Holder, speaking at a National Press Club luncheon this afternoon, said federal prosecutors have not only prosecuted fewer nonviolent drug trafficking cases overall, they’ve pursued mandatory minimum sentences at a dramatically lower rate than the year prior, according to prepared remarks.
Between 2013 and 2014, the number of defendants charged with drug trafficking offenses declined by nearly 1,400 individuals — a reduction of more than 6 percent, he said.
Notably, he said, federal prosecutors last year pursued mandatory minimums about half of the time they could be applied under the law. In previous years, prosecutors sought the tougher sentences in roughly two-thirds of the cases. Holder has led a push toward more treatment and diversion programs — and less time behind bars — for many nonviolent drug offenders.

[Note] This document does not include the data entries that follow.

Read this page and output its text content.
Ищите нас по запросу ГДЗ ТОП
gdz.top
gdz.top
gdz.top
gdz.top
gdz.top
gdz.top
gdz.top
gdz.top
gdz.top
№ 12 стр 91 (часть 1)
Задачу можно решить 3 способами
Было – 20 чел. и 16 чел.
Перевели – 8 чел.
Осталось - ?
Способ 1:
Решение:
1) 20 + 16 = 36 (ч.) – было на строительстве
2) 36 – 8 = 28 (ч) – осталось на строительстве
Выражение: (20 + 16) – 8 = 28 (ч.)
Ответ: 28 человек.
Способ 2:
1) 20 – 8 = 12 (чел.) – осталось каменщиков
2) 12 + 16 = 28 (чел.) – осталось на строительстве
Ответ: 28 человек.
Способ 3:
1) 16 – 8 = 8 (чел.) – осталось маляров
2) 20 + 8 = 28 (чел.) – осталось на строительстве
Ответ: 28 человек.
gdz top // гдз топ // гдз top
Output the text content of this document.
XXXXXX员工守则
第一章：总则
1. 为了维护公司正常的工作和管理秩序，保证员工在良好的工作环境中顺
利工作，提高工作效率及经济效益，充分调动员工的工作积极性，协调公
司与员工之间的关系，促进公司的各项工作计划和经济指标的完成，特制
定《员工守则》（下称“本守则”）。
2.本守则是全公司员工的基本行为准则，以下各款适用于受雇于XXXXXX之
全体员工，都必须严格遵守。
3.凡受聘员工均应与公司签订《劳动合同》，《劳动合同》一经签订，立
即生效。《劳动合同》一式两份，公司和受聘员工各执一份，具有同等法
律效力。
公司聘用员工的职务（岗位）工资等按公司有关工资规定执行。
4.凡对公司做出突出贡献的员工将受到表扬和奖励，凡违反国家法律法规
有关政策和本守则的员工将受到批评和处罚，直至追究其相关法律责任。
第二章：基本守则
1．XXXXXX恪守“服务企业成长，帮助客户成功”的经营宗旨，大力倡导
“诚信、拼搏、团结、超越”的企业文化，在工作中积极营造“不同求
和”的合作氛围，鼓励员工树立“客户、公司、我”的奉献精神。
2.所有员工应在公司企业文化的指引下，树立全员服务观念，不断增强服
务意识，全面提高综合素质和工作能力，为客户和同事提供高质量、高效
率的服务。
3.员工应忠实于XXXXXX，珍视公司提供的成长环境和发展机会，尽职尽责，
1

“While the U.S. population has increased by about a third since 1980, the federal prison population has grown by almost 800 percent over the same period,” he said in prepared remarks. “And on the day I took office, as a result of well-intentioned policies designated to be “tough” on drugs, nearly half of all federal inmates were serving time for drug-related offenses.”
The country’s first black attorney general and longest member of President Obama’s cabinet announced his resignation in September but said he would stay in office until his successor is named.
President Obama has nominated federal prosecutor Loretta Lynch to succeed Holder, though Republican objections have caused her confirmation vote to be pushed back by two weeks. GOP lawmakers have expressed concerns about Lynch’s stance on immigration, among other issues.
Holder resisted calls for his resignation during a rocky tenure marked by controversies, including the agency’s botched “Fast and Furious” arms trafficking initiative, in which the administration lost track of hundreds of guns, some of which ended up in the hands of Mexican drug cartels.